Ready Freddie?

We congratulate Freddie King III on his resounding victory on Saturday as he becomes the next District C representative on the New Orleans City Council. Having gotten 62 percent of the ballots that were cast in his runoff win over Stephanie Bridges, we’d say King has a mandate – in addition to widespread support from the New Orleans politicians and community leaders who endorsed him.

We at the Our Streets Our Choice Coalition are not in the business of endorsing political candidates. We’re not partisan. We’re not a voting bloc. And although our critics harshly and consistently say otherwise, we do not oppose bike lanes. Far from it. We want elected officials who truly listen to our concerns. That’s something we clearly haven’t received as the city, working with financially backed special interest groups, devised and foisted its bicycle-centric Moving New Orleans – Bikes policies on our roadways.

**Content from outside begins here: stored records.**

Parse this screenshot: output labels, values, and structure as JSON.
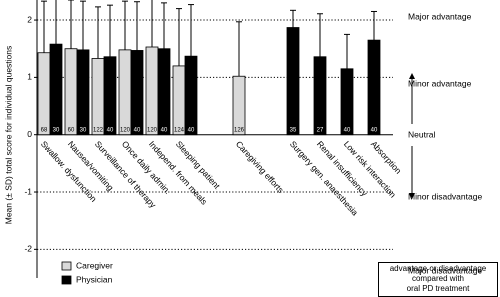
{
  "chart_data": {
    "type": "bar",
    "y_label": "Mean (± SD) total score for individual questions",
    "categories": [
      "Swallow. dysfunction",
      "Nausea/vomiting",
      "Surveillance of therapy",
      "Once daily admin.",
      "Independ. from meals",
      "Sleeping patient",
      null,
      "Caregiving efforts",
      null,
      "Surgery gen. anaesthesia",
      "Renal insufficiency",
      "Low risk interaction",
      "Absorption"
    ],
    "series": [
      {
        "name": "Caregiver",
        "color": "#d9d9d9",
        "values": [
          1.43,
          1.5,
          1.33,
          1.48,
          1.53,
          1.2,
          null,
          1.02,
          null,
          null,
          null,
          null,
          null
        ],
        "errors": [
          0.9,
          0.85,
          0.9,
          0.85,
          0.85,
          1.0,
          null,
          0.95,
          null,
          null,
          null,
          null,
          null
        ],
        "n": [
          68,
          60,
          122,
          120,
          120,
          124,
          null,
          126,
          null,
          null,
          null,
          null,
          null
        ]
      },
      {
        "name": "Physician",
        "color": "#000000",
        "values": [
          1.58,
          1.48,
          1.36,
          1.47,
          1.5,
          1.37,
          null,
          null,
          null,
          1.87,
          1.36,
          1.15,
          1.65
        ],
        "errors": [
          0.8,
          0.85,
          0.9,
          0.85,
          0.8,
          0.9,
          null,
          null,
          null,
          0.3,
          0.75,
          0.6,
          0.5
        ],
        "n": [
          30,
          30,
          40,
          40,
          40,
          40,
          null,
          null,
          null,
          35,
          27,
          40,
          40
        ]
      }
    ],
    "ylim": [
      -2.5,
      2.35
    ],
    "yticks": [
      -2,
      -1,
      0,
      1,
      2
    ],
    "grid": true,
    "scale_labels": [
      "Major advantage",
      "Minor advantage",
      "Neutral",
      "Minor disadvantage",
      "Major disadvantage"
    ],
    "note": [
      "advantage or disadvantage",
      "compared with",
      "oral PD treatment"
    ]
  }
}
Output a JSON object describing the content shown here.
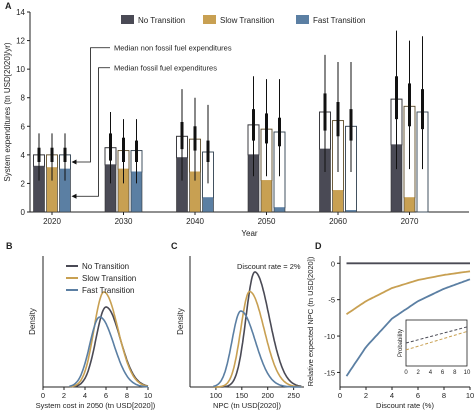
{
  "colors": {
    "no_transition": "#4a4a55",
    "slow_transition": "#c8a052",
    "fast_transition": "#5b7fa3",
    "axis": "#222222"
  },
  "chart_data": [
    {
      "panel_label": "A",
      "type": "bar",
      "xlabel": "Year",
      "ylabel": "System expenditures (tn USD[2020]/yr)",
      "ylim": [
        0,
        14
      ],
      "yticks": [
        0,
        2,
        4,
        6,
        8,
        10,
        12,
        14
      ],
      "categories": [
        "2020",
        "2030",
        "2040",
        "2050",
        "2060",
        "2070"
      ],
      "legend": [
        "No Transition",
        "Slow Transition",
        "Fast Transition"
      ],
      "legend_position": "top",
      "annotations": [
        "Median non fossil fuel expenditures",
        "Median fossil fuel expenditures"
      ],
      "series": [
        {
          "name": "No Transition",
          "fossil": [
            3.2,
            3.3,
            3.8,
            4.0,
            4.4,
            4.7
          ],
          "total": [
            4.0,
            4.5,
            5.3,
            6.1,
            7.0,
            7.9
          ],
          "ci_outer": [
            [
              2.2,
              5.5
            ],
            [
              2.0,
              7.0
            ],
            [
              2.2,
              8.6
            ],
            [
              2.5,
              9.5
            ],
            [
              2.8,
              11.0
            ],
            [
              3.0,
              12.7
            ]
          ],
          "ci_inner": [
            [
              3.5,
              4.5
            ],
            [
              3.6,
              5.5
            ],
            [
              4.4,
              6.3
            ],
            [
              5.0,
              7.2
            ],
            [
              5.7,
              8.3
            ],
            [
              6.5,
              9.5
            ]
          ]
        },
        {
          "name": "Slow Transition",
          "fossil": [
            3.1,
            3.0,
            2.8,
            2.2,
            1.5,
            1.0
          ],
          "total": [
            4.0,
            4.3,
            5.1,
            5.8,
            6.4,
            7.4
          ],
          "ci_outer": [
            [
              2.2,
              5.5
            ],
            [
              2.0,
              6.5
            ],
            [
              2.2,
              8.0
            ],
            [
              2.5,
              9.3
            ],
            [
              2.8,
              10.5
            ],
            [
              3.0,
              12.0
            ]
          ],
          "ci_inner": [
            [
              3.5,
              4.5
            ],
            [
              3.5,
              5.2
            ],
            [
              4.3,
              6.0
            ],
            [
              4.8,
              6.9
            ],
            [
              5.3,
              7.7
            ],
            [
              6.0,
              9.0
            ]
          ]
        },
        {
          "name": "Fast Transition",
          "fossil": [
            3.0,
            2.8,
            1.0,
            0.3,
            0.1,
            0.0
          ],
          "total": [
            4.0,
            4.3,
            4.2,
            5.6,
            6.0,
            7.0
          ],
          "ci_outer": [
            [
              2.2,
              5.5
            ],
            [
              2.0,
              6.5
            ],
            [
              2.0,
              7.5
            ],
            [
              2.5,
              9.3
            ],
            [
              2.8,
              10.5
            ],
            [
              3.0,
              12.3
            ]
          ],
          "ci_inner": [
            [
              3.5,
              4.5
            ],
            [
              3.5,
              5.0
            ],
            [
              3.5,
              5.0
            ],
            [
              4.6,
              6.6
            ],
            [
              5.0,
              7.2
            ],
            [
              5.8,
              8.6
            ]
          ]
        }
      ]
    },
    {
      "panel_label": "B",
      "type": "line",
      "xlabel": "System cost in 2050 (tn USD[2020])",
      "ylabel": "Density",
      "xlim": [
        0,
        10
      ],
      "xticks": [
        0,
        2,
        4,
        6,
        8,
        10
      ],
      "legend": [
        "No Transition",
        "Slow Transition",
        "Fast Transition"
      ],
      "series": [
        {
          "name": "No Transition",
          "peak_x": 6.0,
          "peak_density": 0.8
        },
        {
          "name": "Slow Transition",
          "peak_x": 5.8,
          "peak_density": 0.95
        },
        {
          "name": "Fast Transition",
          "peak_x": 5.4,
          "peak_density": 0.7
        }
      ]
    },
    {
      "panel_label": "C",
      "type": "line",
      "xlabel": "NPC (tn USD[2020])",
      "ylabel": "Density",
      "xlim": [
        50,
        270
      ],
      "xticks": [
        100,
        150,
        200,
        250
      ],
      "annotations": [
        "Discount rate = 2%"
      ],
      "series": [
        {
          "name": "No Transition",
          "peak_x": 175,
          "peak_density": 1.0
        },
        {
          "name": "Slow Transition",
          "peak_x": 165,
          "peak_density": 0.83
        },
        {
          "name": "Fast Transition",
          "peak_x": 148,
          "peak_density": 0.66
        }
      ]
    },
    {
      "panel_label": "D",
      "type": "line",
      "xlabel": "Discount rate (%)",
      "ylabel": "Relative expected NPC (tn USD[2020])",
      "xlim": [
        0,
        10
      ],
      "ylim": [
        -17,
        1
      ],
      "xticks": [
        0,
        2,
        4,
        6,
        8,
        10
      ],
      "yticks": [
        0,
        -5,
        -10,
        -15
      ],
      "series": [
        {
          "name": "No Transition",
          "x": [
            0.5,
            2,
            4,
            6,
            8,
            10
          ],
          "y": [
            0,
            0,
            0,
            0,
            0,
            0
          ]
        },
        {
          "name": "Slow Transition",
          "x": [
            0.5,
            2,
            4,
            6,
            8,
            10
          ],
          "y": [
            -7.0,
            -5.2,
            -3.4,
            -2.3,
            -1.6,
            -1.1
          ]
        },
        {
          "name": "Fast Transition",
          "x": [
            0.5,
            2,
            4,
            6,
            8,
            10
          ],
          "y": [
            -15.5,
            -11.5,
            -7.6,
            -5.2,
            -3.5,
            -2.2
          ]
        }
      ],
      "inset": {
        "ylabel": "Probability",
        "xticks": [
          0,
          2,
          4,
          6,
          8,
          10
        ],
        "series": [
          {
            "name": "No Transition",
            "x": [
              0,
              10
            ],
            "y": [
              0.5,
              0.85
            ]
          },
          {
            "name": "Slow Transition",
            "x": [
              0,
              10
            ],
            "y": [
              0.35,
              0.75
            ]
          }
        ]
      }
    }
  ]
}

In June 2020, King signed his name and that of his law firm to a letter to Mayor LaToya Cantrell, expressing concern over the adverse effects the bollards were having on businesses along the Newton Street corridor and seeking an “immediate resolution.” Click here to read that letter.

Anyone who drives in the 1800 block of Newton Street – home to King’s campaign headquarters — or who gets brake tags at Becnel’s Automotive Services knows that King and his fellow business owners were ignored by City Hall.

Meanwhile, the Cantrell administration and the Louisiana Department of Transportation and Development continue moving forward with plans to install bike lanes in Algiers and across the city. The state, for instance, will begin converting portions of Gen. Meyer Avenue in the near future, extending a policy that already has proven to be unpopular in that area of Algiers. And the city, as far as we know, still eyes Holiday Drive for conversion. Elsewhere in New Orleans, city employees and bicycle advocates have been knocking on doors in Gentilly and the 7th Ward, hoping to win over residents there about the so-called “improvements” that are coming to their neighborhoods soon.

We would never want nor expect that King would abuse the authority that comes with his elected position by removing the Newton Street bollards. We understand his ethical dilemma. But in King, we at the Our Streets Our Choice Coalition and the Newton Street business owners can feel comfort that we finally have a kindred spirit when it comes to bollards, bike lanes and being ignored by City Hall.

Please don’t let us down, Councilman-elect King.

An Algiers bicyclist casually rides in the car and parking lanes on Newton Street instead of in the newly created protected bike lane on July 14, 2021.